今回改めて、アステラス製薬社員に下された判決について、鈴木さんに受け止めを聞いた。「私は経験者で、普通の人とは感覚が違うと思うが、3年6カ月の判決が出たのは不当であることは変わりない。けれども実際経験した私としては、なんと軽いんだという感じがした」。
確かに今年5月、中国・上海で、反スパイ法違反で拘束されていた50代の日本人男性に、懲役12年の実刑判決が下された。なぜ同じ「スパイ罪」でも、量刑がここまで違うのか。そもそもなぜ有罪になったのか、詳細は全く明かされていない。
高口氏は「中国自身は1949年の中華人民共和国建国以来、ずっと秘密主義。国家機密のあり方を守り続けてきた。彼ら自身は、これをあまり問題だと考えていない。国際社会とのズレは、今後も相当長期にわたって続く」と推測する。

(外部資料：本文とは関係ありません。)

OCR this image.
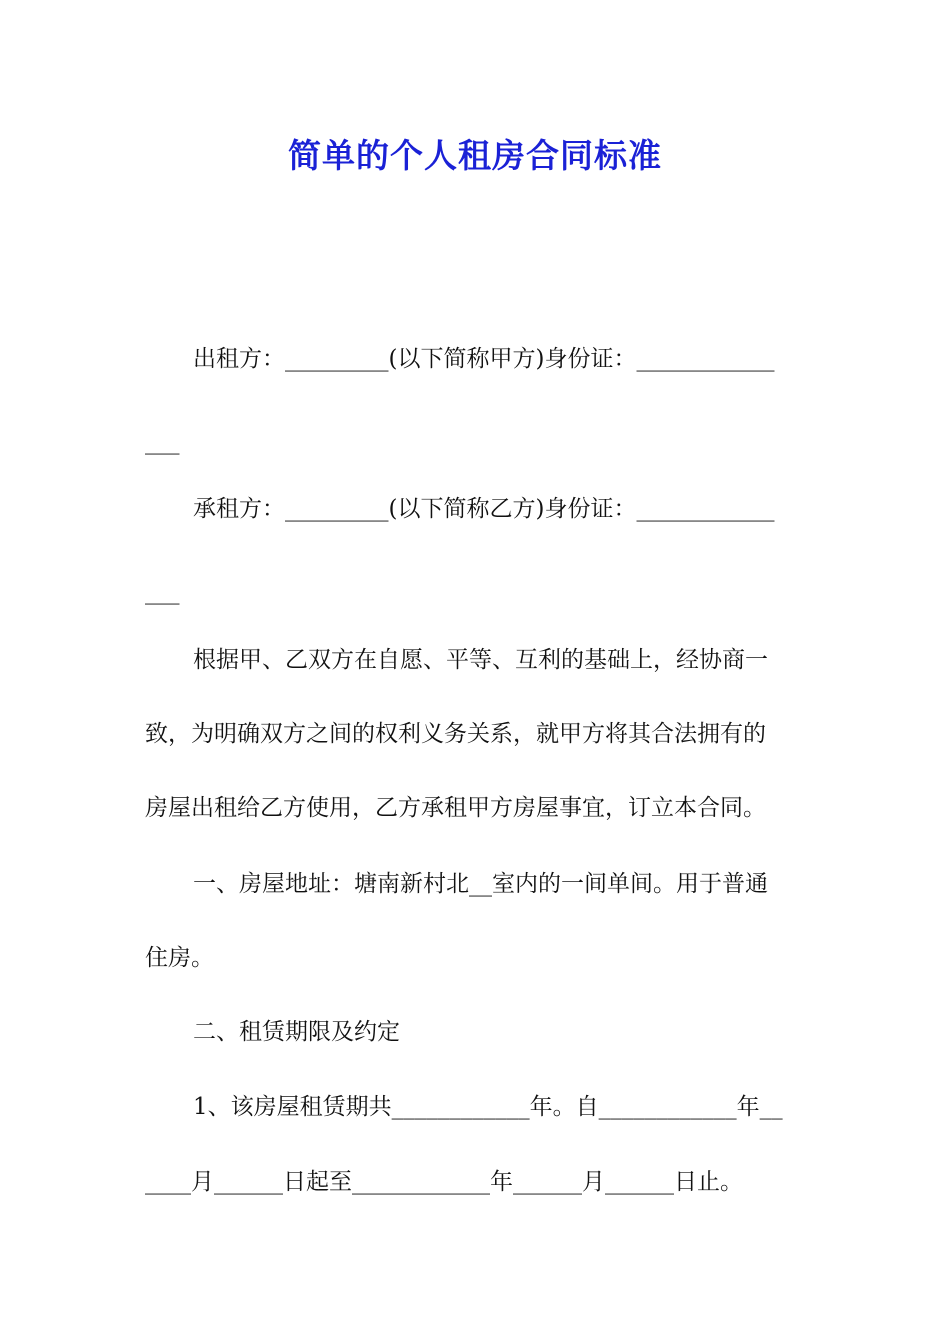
简单的个人租房合同标准
出租方：_________(以下简称甲方)身份证：____________
___
承租方：_________(以下简称乙方)身份证：____________
___
根据甲、乙双方在自愿、平等、互利的基础上，经协商一
致，为明确双方之间的权利义务关系，就甲方将其合法拥有的
房屋出租给乙方使用，乙方承租甲方房屋事宜，订立本合同。
一、房屋地址：塘南新村北__室内的一间单间。用于普通
住房。
二、租赁期限及约定
1、该房屋租赁期共____________年。自____________年__
____月______日起至____________年______月______日止。
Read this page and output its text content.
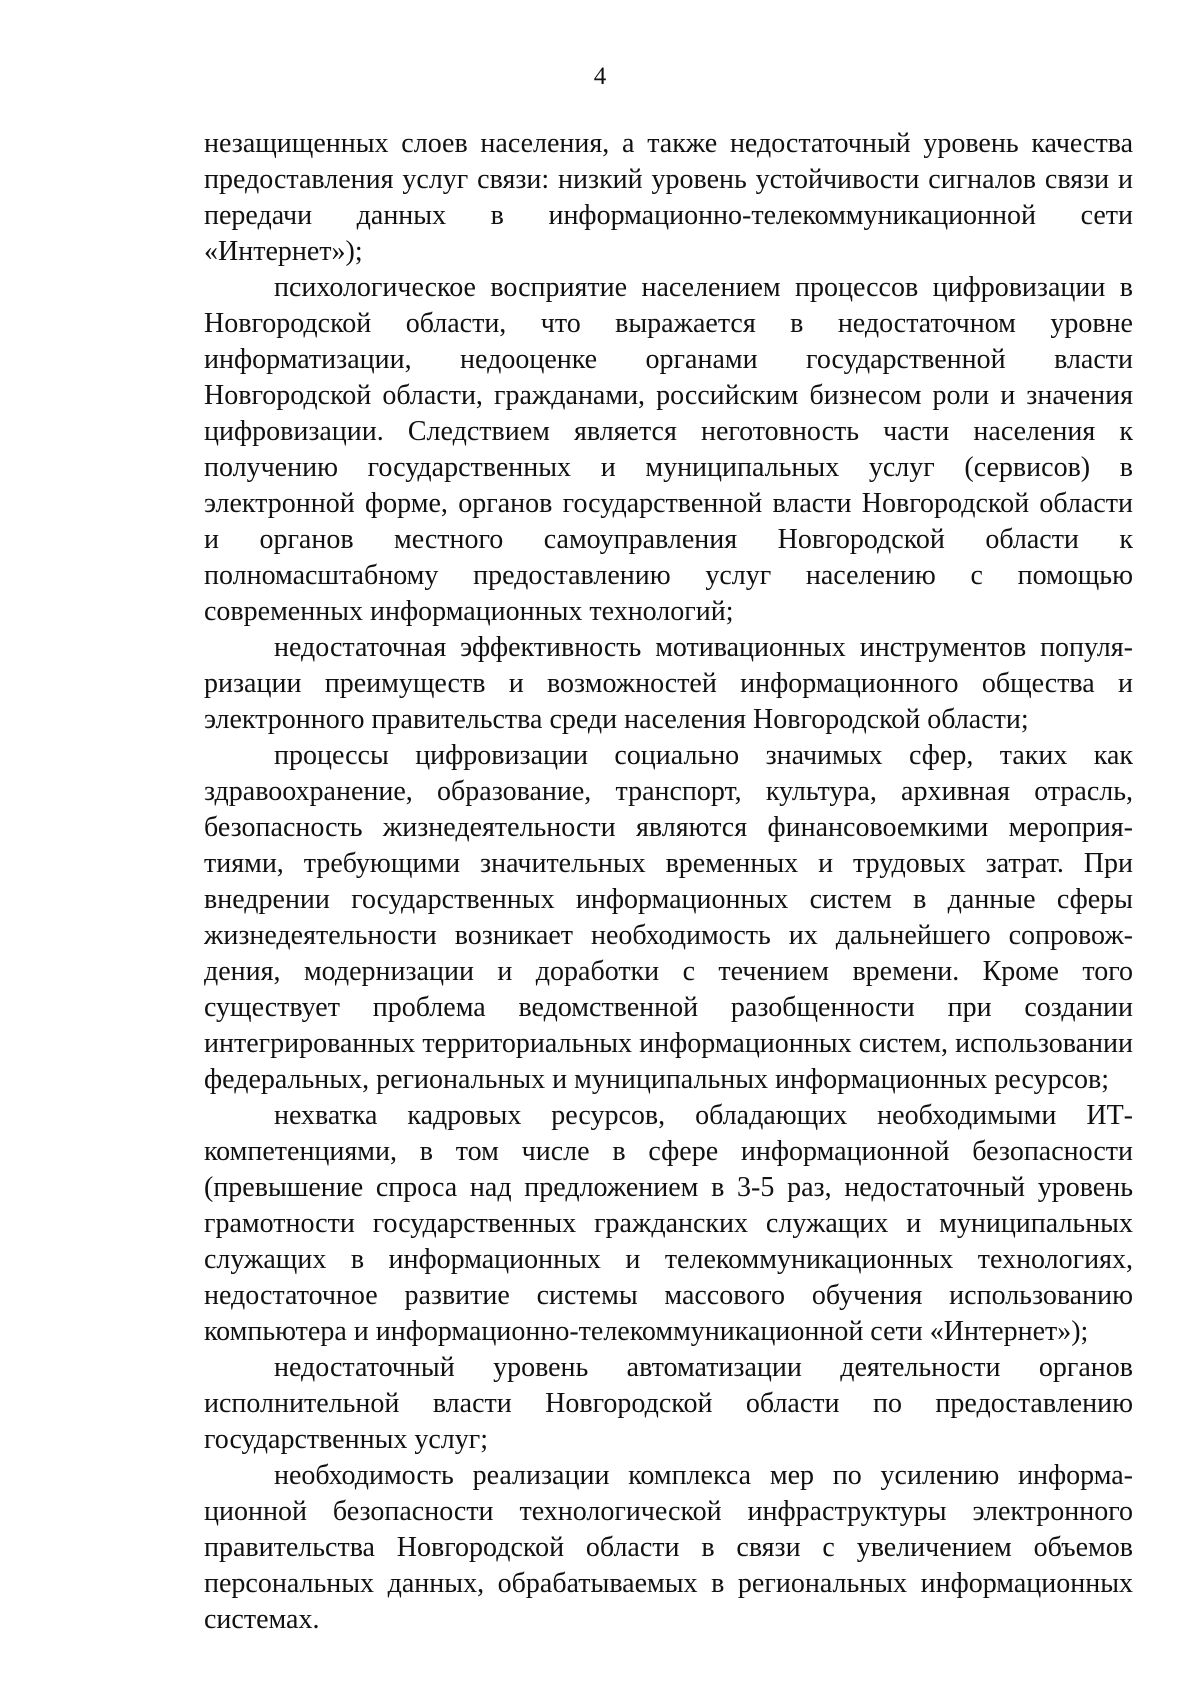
4

незащищенных слоев населения, а также недостаточный уровень качества предоставления услуг связи: низкий уровень устойчивости сигналов связи и передачи данных в информационно-телекоммуникационной сети «Интернет»);

психологическое восприятие населением процессов цифровизации в Новгородской области, что выражается в недостаточном уровне информатизации, недооценке органами государственной власти Новгородской области, гражданами, российским бизнесом роли и значения цифровизации. Следствием является неготовность части населения к получению государственных и муниципальных услуг (сервисов) в электронной форме, органов государственной власти Новгородской области и органов местного самоуправления Новгородской области к полномасштабному предоставлению услуг населению с помощью современных информационных технологий;

недостаточная эффективность мотивационных инструментов популяризации преимуществ и возможностей информационного общества и электронного правительства среди населения Новгородской области;

процессы цифровизации социально значимых сфер, таких как здравоохранение, образование, транспорт, культура, архивная отрасль, безопасность жизнедеятельности являются финансовоемкими мероприятиями, требующими значительных временных и трудовых затрат. При внедрении государственных информационных систем в данные сферы жизнедеятельности возникает необходимость их дальнейшего сопровождения, модернизации и доработки с течением времени. Кроме того существует проблема ведомственной разобщенности при создании интегрированных территориальных информационных систем, использовании федеральных, региональных и муниципальных информационных ресурсов;

нехватка кадровых ресурсов, обладающих необходимыми ИТ-компетенциями, в том числе в сфере информационной безопасности (превышение спроса над предложением в 3-5 раз, недостаточный уровень грамотности государственных гражданских служащих и муниципальных служащих в информационных и телекоммуникационных технологиях, недостаточное развитие системы массового обучения использованию компьютера и информационно-телекоммуникационной сети «Интернет»);

недостаточный уровень автоматизации деятельности органов исполнительной власти Новгородской области по предоставлению государственных услуг;

необходимость реализации комплекса мер по усилению информационной безопасности технологической инфраструктуры электронного правительства Новгородской области в связи с увеличением объемов персональных данных, обрабатываемых в региональных информационных системах.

また、「我々からするとドキッとするのは、『中国の国民には外国人のスパイを見つけたら通報する義務がある』と反スパイ法で定められている。実際そのための制度は整っていて、電話でスパイの情報を受け付け、アプリやウェブでも通報受付のサービスがある。実際有力な情報を提供すると、日本円で最高200万円くらいの報酬ももらえる状況だ」と話す。